Frizon et al. [21] defined favorable outcome as clinically relevant QoL improvement, and their model considered 3 preoperative variables which were most associated with favorable outcome. A logistic regression model was applied and validated using bootstrap sampling. The model applied in this study, DBS-PREDICT, defined unfavorable outcome as no clinically relevant improvement on the Unified Parkinson’s Disease Rating Scale (UPDRS) II, III, and IV 1 year after DBS implantation (Fig. 2). This outcome classification is strict as it only requires improvement on one of the 3 variables to claim favorable outcome. DBS-PREDICT also utilized a logistic regression model which considered all 15 available preoperative variables and was validated via a 10-fold cross-validation [22]. To enable model generalizability and statistical transparency, DBS-PREDICT was retrained without preoperative neuropsychological and UPDRS I scores and preregistered before data collection completion (ClinicalTrials.gov, NCT04093908) [23]. Performance and predicting variable importance did not change relevantly after retraining (Fig. 3; online suppl. material; for all online suppl. material, see www.karger.com/doi/10.1159/000519960).

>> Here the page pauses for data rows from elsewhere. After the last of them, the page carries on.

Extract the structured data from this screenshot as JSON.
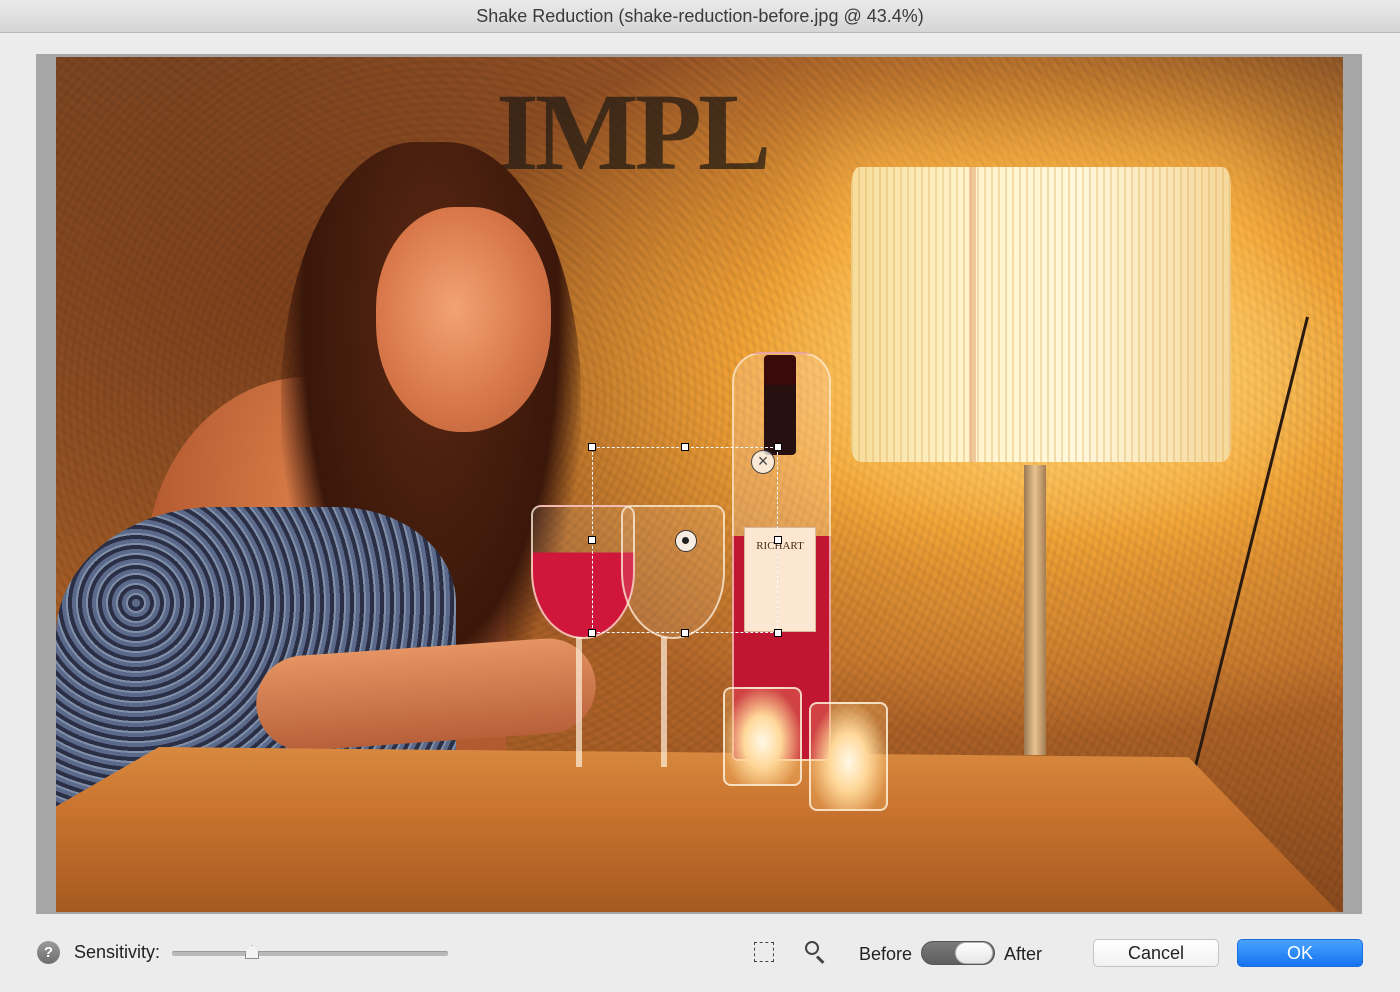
{
  "window": {
    "title": "Shake Reduction (shake-reduction-before.jpg @ 43.4%)"
  },
  "preview": {
    "wall_sign_text": "IMPL",
    "bottle_label_text": "RICHART",
    "region_close_glyph": "×"
  },
  "controls": {
    "help_glyph": "?",
    "sensitivity_label": "Sensitivity:",
    "sensitivity_value": 0.29,
    "before_label": "Before",
    "after_label": "After",
    "toggle_state": "after",
    "cancel_label": "Cancel",
    "ok_label": "OK"
  },
  "colors": {
    "accent": "#1473ef",
    "dialog_background": "#ececec"
  },
  "icons": {
    "help": "help-icon",
    "select_tool": "marquee-select-icon",
    "zoom_tool": "magnifier-icon",
    "region_close": "close-circle-icon",
    "region_center": "target-icon"
  }
}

To develop valid and generalizable clinical prediction models with an impactful clinical utilization, external validation is needed after model development and proof of concept [24, 25]. Here, we present an external multicenter validation of the preregistered prediction model DBS-PREDICT. Additionally, remaining challenges for impactful DBS outcome prediction tools are discussed, such as the design of follow-up validation studies, the requirements and limitations of outcome definition, and the intended clinician-prediction tool interaction.
Methods
DBS-PREDICT Development
Development details of the model are described previously [22] and will be briefly summarized here. In the development study, all available preoperative predictors were included without preselecting predictors based on a sensitivity analysis. The preoperative variables included are gender, age at PD onset, PD duration, age at DBS, levodopa equivalent daily dosage (LEDD), UPDRS I, II, III, and IV, Hoehn and Yahr scales, and relevant neuropsychological assessments (Stroop test interference and verbal fluency categorical and letter tests). All preoperative tests were reported in on-medication condition; only UPDRS III and Hoehn and Yahr scale were reported both in on- and off-medication condition.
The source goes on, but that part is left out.